Snap-on scraps ‘Franchise Advisory Council’
The Franchise Advisory Council usually has strong status within the system. While franchisors have final say, ‘FACs’ are a means of bringing franchisee concerns to the table in a disciplined way, rather than via emotional phone calls and desperate emails, and help to put dampeners on any rising dispute. Franchisors deaf to FAC recommendations usually regret it – FACs might not have control, but they certainly have weight.
Snap-on Tools has folded its ‘FAC’ due to lack of franchisee interest. When the issue was raised not a single franchisee volunteered to participate in the year ahead. It was regarded by franchisees as a waste of time.
This perplexed the franchisor. ‘Best practice’ says there should be a FAC but what happens when franchisees decline to have one? If franchisees will not put up their hands, you can’t have one. So what do you do, that is best practice, when they’re content?
In a moment of inspiration, Snap-on asked selected franchisees if they would be okay with being part of a ‘Franchise Development Group’.
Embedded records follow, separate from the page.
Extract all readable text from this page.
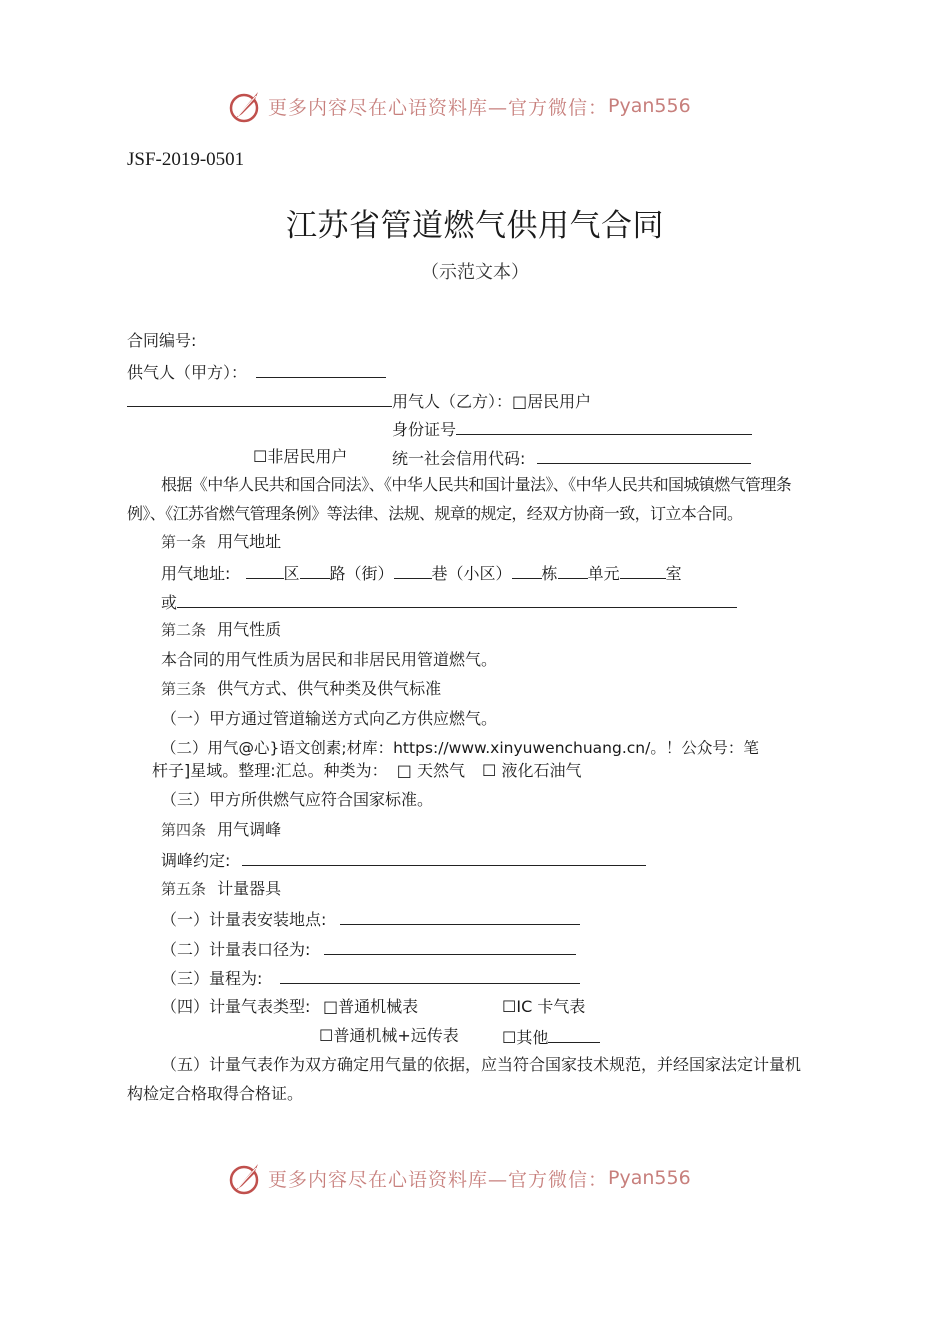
更多内容尽在心语资料库—官方微信： Pyan556
JSF-2019-0501
江苏省管道燃气供用气合同
（示范文本）
合同编号:
供气人（甲方）：
用气人（乙方）：□居民用户
身份证号
☐非居民用户	统一社会信用代码:
根据《中华人民共和国合同法》、《中华人民共和国计量法》、《中华人民共和国城镇燃气管理条
例》、《江苏省燃气管理条例》等法律、法规、规章的规定，经双方协商一致，订立本合同。
第一条 用气地址
用气地址:	区 路（街） 巷（小区） 栋 单元	室
或
第二条 用气性质
本合同的用气性质为居民和非居民用管道燃气。
第三条 供气方式、供气种类及供气标准
（一）甲方通过管道输送方式向乙方供应燃气。
（二）用气@心}语文创素;材库：https://www.xinyuwenchuang.cn/。！公众号：笔
杆子]星域。整理:汇总。种类为： □ 天然气 ☐ 液化石油气
（三）甲方所供燃气应符合国家标准。
第四条 用气调峰
调峰约定:
第五条 计量器具
（一）计量表安装地点:
（二）计量表口径为:
（三）量程为:
（四）计量气表类型: □普通机械表	☐IC 卡气表
☐普通机械+远传表	☐其他
（五）计量气表作为双方确定用气量的依据，应当符合国家技术规范，并经国家法定计量机
构检定合格取得合格证。
更多内容尽在心语资料库—官方微信： Pyan556
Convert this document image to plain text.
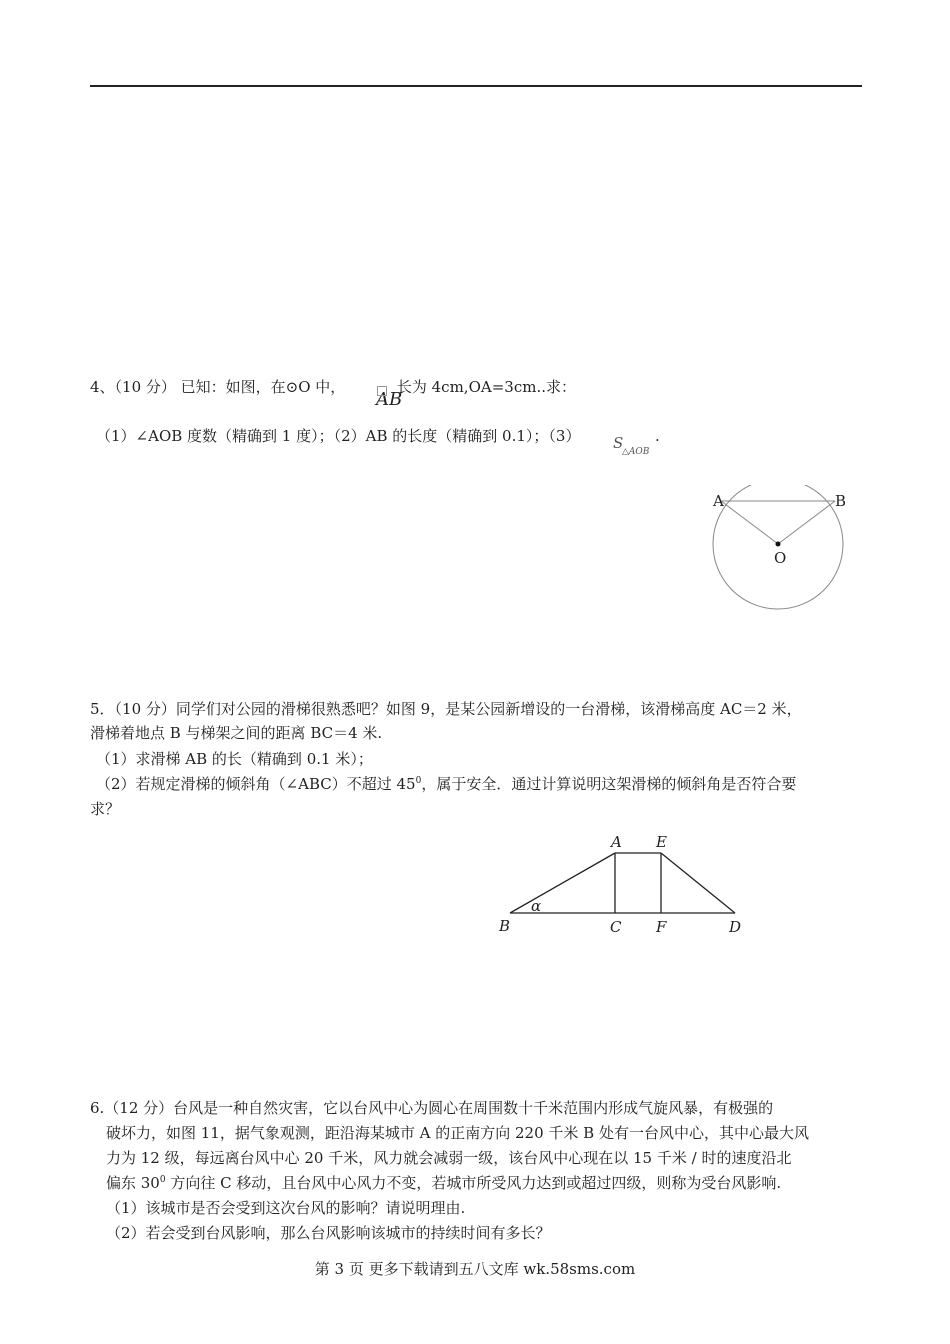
4、（10 分） 已知：如图，在⊙O 中，	长为 4cm,OA=3cm..求：
AB
（1）∠AOB 度数（精确到 1 度）；（2）AB 的长度（精确到 0.1）；（3） S
△AOB
.
A	B
O
5．（10 分）同学们对公园的滑梯很熟悉吧？如图 9，是某公园新增设的一台滑梯，该滑梯高度 AC＝2 米，
滑梯着地点 B 与梯架之间的距离 BC＝4 米.
（1）求滑梯 AB 的长（精确到 0.1 米）；
（2）若规定滑梯的倾斜角（∠ABC）不超过 $45^0$，属于安全．通过计算说明这架滑梯的倾斜角是否符合要
求？
A E
B	C F	D
α
6.（12 分）台风是一种自然灾害，它以台风中心为圆心在周围数十千米范围内形成气旋风暴，有极强的
破坏力，如图 11，据气象观测，距沿海某城市 A 的正南方向 220 千米 B 处有一台风中心，其中心最大风
力为 12 级，每远离台风中心 20 千米，风力就会减弱一级，该台风中心现在以 15 千米 / 时的速度沿北
偏东 $30^0$ 方向往 C 移动，且台风中心风力不变，若城市所受风力达到或超过四级，则称为受台风影响.
（1）该城市是否会受到这次台风的影响？请说明理由.
（2）若会受到台风影响，那么台风影响该城市的持续时间有多长？
第 3 页 更多下载请到五八文库 wk.58sms.com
That made all the difference. The point is that franchisees saw a FAC as a forum for complaint and given a lack of dissent, why have it? But turn it around – invite franchisees into an inner circle where the decisions are made, because the franchisor wants their input, and a boring negative becomes a shining positive. There was plenty of enthusiasm by the Snap-on franchisees to be part of a Franchise Development Group, which is now established as a kind of ‘think tank’.
The Franchise Relationships Institute’s Greg Nathan – the sector’s guru in franchisor-franchisee interaction – says that this is not unusual for systems in balance.
“Actually you can call the franchisee-representative forum whatever you like,” he says, “A Franchise Development Group will deal with pretty much the same issues as a FAC, including any dissent that might arise, but words and approach can make a difference to expectations and outcomes. In many cases, what you find is that these bodies start out dealing mostly with resolving complaints but evolve into groups working on strategy, better service, better products and so on. That is best practice.”
Snap-on’s Franchise Development Manager Nick Hudson says the system will reintroduce a Franchise Advisory Council as soon as anyone wants one. However the Franchise Development team will be a permanent fixture.
Nick says system harmony has a lot to do with Aust/NZ MD Barrie Young’s recent promotion to President of Sales and Franchising for the Snap-on Tools Company in North America & Canada – a US$1.3 billion operation and the first time a non-American has held a Presidential position within the Snap-on network.